Some other interesting searchkeys/tags for you are: "Creator", "CreationDate", "Producer", "ModDate", "Title", "Keywords" or "Subject" for example. If you can't find a tag, this means only that there's no content for it. If there's no maintained title for the document you won't find the tag "Title" in the code.

If the document is encrypted the text following the tags isn't readable but even this gives you an information about the document ... it's an encrypted document ;-)
Finally another interesting tag "Count" oder "/Count". Here you'll find the pagecount of the document. This could look like here: ".../Count 9/...".
A little more appetite for PDF? Time to go on discovering ;-)

Samstag, 20. Juni 2009

PDF and forms

My dear readers!

Today i want to write about pdf and forms. A good topic for adobe - a bit like a money machine ;-)

In the past we're happy to fill a pdf-form directly on the monitor ... then doing the printout ... 'cause saving the formfield data with the adobe reader wasn't possible ... and the next time we would fill the data again ... :-(

These were the good old days if we're knowing only the free adobe reader for reading pdf documents...

Now there are better days.
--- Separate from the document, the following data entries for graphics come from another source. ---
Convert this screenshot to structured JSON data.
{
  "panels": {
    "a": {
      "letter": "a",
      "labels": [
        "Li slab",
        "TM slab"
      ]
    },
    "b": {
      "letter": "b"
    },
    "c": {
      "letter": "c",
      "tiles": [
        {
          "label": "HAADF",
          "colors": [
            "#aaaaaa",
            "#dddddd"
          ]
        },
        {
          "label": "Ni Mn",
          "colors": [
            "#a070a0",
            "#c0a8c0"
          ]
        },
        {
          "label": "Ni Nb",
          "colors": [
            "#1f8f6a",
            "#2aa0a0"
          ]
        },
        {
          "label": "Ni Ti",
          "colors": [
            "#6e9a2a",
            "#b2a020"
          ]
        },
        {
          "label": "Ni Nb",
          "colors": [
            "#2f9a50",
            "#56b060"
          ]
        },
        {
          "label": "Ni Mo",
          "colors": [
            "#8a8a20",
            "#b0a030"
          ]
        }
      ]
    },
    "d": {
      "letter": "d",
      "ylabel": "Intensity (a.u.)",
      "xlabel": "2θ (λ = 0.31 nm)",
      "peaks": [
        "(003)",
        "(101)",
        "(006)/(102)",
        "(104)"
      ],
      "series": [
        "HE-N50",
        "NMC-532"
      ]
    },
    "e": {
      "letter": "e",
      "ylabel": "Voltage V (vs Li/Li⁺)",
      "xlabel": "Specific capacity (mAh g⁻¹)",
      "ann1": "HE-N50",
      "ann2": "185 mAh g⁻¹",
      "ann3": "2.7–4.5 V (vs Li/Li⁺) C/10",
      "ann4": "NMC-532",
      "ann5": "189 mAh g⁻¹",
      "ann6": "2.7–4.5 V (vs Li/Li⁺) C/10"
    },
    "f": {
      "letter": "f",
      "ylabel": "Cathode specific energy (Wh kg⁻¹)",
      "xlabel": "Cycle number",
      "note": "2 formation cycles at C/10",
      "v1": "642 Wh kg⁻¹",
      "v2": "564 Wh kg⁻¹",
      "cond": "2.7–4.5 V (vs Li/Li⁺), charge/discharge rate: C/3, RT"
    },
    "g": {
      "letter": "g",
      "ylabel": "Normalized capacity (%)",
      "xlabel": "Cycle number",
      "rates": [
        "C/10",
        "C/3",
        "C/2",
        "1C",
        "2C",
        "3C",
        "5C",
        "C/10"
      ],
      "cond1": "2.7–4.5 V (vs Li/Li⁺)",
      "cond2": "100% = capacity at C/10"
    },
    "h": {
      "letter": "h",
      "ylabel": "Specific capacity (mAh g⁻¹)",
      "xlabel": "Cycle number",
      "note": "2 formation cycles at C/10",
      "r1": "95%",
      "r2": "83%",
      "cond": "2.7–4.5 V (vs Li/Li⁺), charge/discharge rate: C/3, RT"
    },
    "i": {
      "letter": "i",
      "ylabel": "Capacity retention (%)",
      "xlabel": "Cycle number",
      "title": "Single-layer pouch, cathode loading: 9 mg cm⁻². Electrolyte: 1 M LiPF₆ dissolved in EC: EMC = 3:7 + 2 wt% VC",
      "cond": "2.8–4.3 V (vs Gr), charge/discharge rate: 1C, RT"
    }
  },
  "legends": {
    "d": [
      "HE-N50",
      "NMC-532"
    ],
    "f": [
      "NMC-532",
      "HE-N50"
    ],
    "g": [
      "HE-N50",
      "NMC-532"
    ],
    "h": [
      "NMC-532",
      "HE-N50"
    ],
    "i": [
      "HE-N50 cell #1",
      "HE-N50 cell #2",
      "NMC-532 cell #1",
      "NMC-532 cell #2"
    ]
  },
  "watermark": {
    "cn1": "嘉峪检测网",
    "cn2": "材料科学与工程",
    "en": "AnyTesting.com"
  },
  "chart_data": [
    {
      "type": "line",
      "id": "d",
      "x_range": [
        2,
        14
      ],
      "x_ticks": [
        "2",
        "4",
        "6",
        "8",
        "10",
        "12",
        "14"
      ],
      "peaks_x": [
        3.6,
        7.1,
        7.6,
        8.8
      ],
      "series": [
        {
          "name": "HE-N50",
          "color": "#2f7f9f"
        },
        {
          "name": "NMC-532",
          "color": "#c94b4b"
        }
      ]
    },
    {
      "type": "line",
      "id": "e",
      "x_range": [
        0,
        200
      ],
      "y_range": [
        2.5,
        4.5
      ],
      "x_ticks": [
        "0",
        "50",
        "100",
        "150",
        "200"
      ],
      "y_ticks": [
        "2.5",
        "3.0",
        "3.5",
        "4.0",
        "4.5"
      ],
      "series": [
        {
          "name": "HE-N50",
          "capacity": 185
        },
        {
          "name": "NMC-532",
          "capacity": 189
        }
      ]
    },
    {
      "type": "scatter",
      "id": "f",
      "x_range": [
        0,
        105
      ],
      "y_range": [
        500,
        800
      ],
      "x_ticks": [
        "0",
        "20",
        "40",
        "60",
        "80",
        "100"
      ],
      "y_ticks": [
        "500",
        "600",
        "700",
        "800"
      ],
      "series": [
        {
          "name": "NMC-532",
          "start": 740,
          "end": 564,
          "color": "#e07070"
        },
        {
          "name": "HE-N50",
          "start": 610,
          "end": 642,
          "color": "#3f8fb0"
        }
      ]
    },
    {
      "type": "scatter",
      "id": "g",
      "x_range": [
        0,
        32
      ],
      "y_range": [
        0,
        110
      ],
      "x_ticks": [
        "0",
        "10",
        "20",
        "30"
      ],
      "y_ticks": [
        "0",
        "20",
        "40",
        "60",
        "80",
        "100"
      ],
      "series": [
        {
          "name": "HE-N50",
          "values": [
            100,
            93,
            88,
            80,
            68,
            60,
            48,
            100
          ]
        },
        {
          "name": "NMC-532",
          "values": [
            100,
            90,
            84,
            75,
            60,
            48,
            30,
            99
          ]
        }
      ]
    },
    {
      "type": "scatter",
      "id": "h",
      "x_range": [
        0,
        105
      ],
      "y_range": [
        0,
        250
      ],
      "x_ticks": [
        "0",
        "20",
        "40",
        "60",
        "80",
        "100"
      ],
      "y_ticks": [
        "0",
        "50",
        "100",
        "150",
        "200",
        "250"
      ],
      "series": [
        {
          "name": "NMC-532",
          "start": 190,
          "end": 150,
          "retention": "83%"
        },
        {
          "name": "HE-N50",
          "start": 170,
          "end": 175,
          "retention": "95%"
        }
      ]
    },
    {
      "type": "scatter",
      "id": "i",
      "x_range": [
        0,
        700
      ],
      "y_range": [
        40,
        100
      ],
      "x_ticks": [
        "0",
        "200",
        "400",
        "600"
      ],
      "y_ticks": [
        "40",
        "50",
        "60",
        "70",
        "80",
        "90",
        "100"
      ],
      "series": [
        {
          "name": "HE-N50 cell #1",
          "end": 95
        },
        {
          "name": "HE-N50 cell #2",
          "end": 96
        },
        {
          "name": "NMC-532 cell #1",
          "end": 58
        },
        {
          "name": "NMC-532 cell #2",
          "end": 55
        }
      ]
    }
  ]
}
Since a while there is the free foxit pdf reader on the market. Faster and more slim than the adobe reader. With all functionality what the "normal" user in front of the monitor requires. ...And he can fill in formfields, and he can save the filled formfields, and if the form is loaded again these values can be changed... and saved again ...! The foxit reader is my absolute favorite!

What does the "great pdf inventor" ...? No. He doesn't enhance his pdf reader... but he enhance his form creation tools and build in check routines to proof if a form (created by an adobe tool) was changed by another pdf tool. What does this mean? If a form made by an adobe tool was changed (and fill in data and save it into the form is a modification) is opend by the adobe reader all form fields are not usable anymore!

I've made this experiences with a form made by the adobe product "InDesign".

But there's no problem without a solution. And if we don't have the solution then we have to create it ;-)
Soon i'll create a tool (dll or application ... we will see) which can take all properties and formfields from an adobe form building a new quite similar form without all these check routines. With these form we can work with the adobe reader and the foxit reader and ... without these annoying restrictions.